Deep convolutional neural networks meet variational shape compactness priors for image segmentation

Integrating spatial priors into image segmentation methods is essential for enhancing prediction accuracy and robustness. In this work, we focus on the shape compactness prior, which measures the circularity of objects, for variational image segmentation tasks. Segmentation of circular objects has significant applications across various fields. We propose utilizing shape compactness as a tool to address these applications. Existing algorithms face challenges such as computational inefficiency, model nonconvexity, and the need for extensive hyperparameter fine-tuning.
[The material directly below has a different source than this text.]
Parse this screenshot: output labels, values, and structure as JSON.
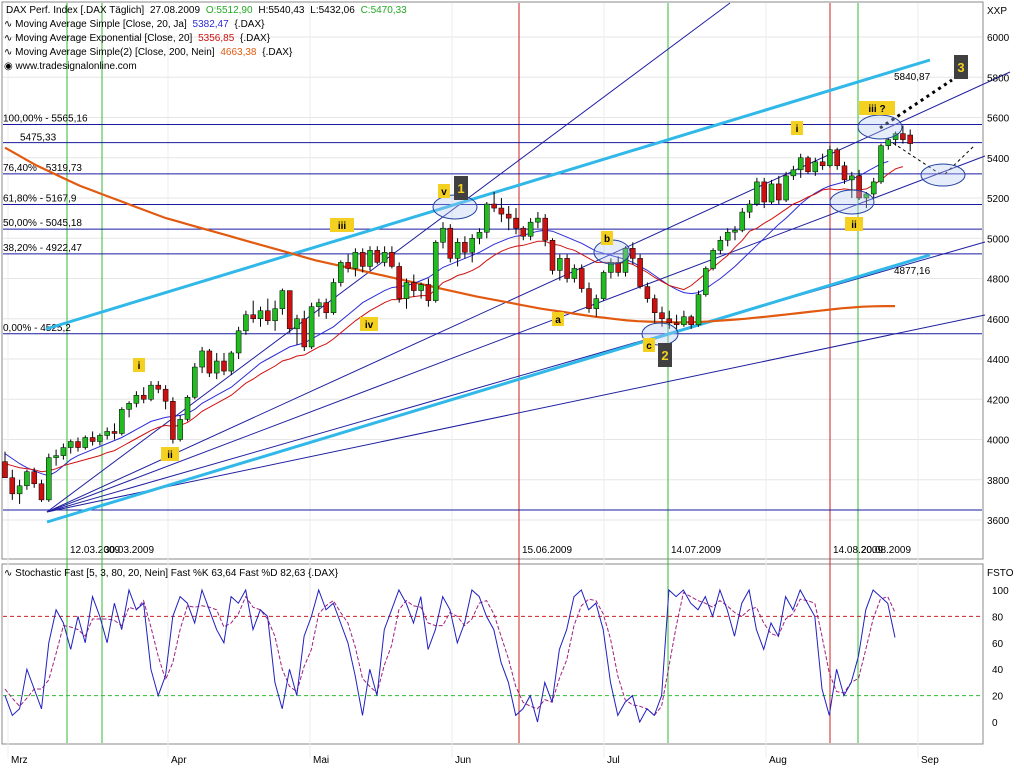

To overcome these issues, we introduce two novel optimization algorithms coupled with the primal–dual formulation of the original problem: the primal–dual threshold dynamics (PD-TD) and the primal–dual soft threshold-dynamics algorithm (PD-STD). The PD-STD is a relaxed version of the PD-TD and offers superior computational efficiency. Building on the variational explanation of the sigmoid function, the proposed PD-STD algorithm can be integrated into deep neural networks (DNNs) to enhance segmentation results for circular objects. Conventional DNNs often act as black boxes, making them susceptible to noise and adversarial attacks, which leads to inconsistencies in segmentation when input images are corrupted. Our approach improves the robustness and stability of DNNs by enforcing the shape compactness prior information. Extensive experiments demonstrate that the proposed algorithms outperform state-of-the-art methods in both numerical efficiency and effectiveness. This is particularly evident when the algorithms are tested on Iris datasets with high levels of noise. Our findings highlight the potential of incorporating shape compactness priors to enhance image segmentation in challenging scenarios.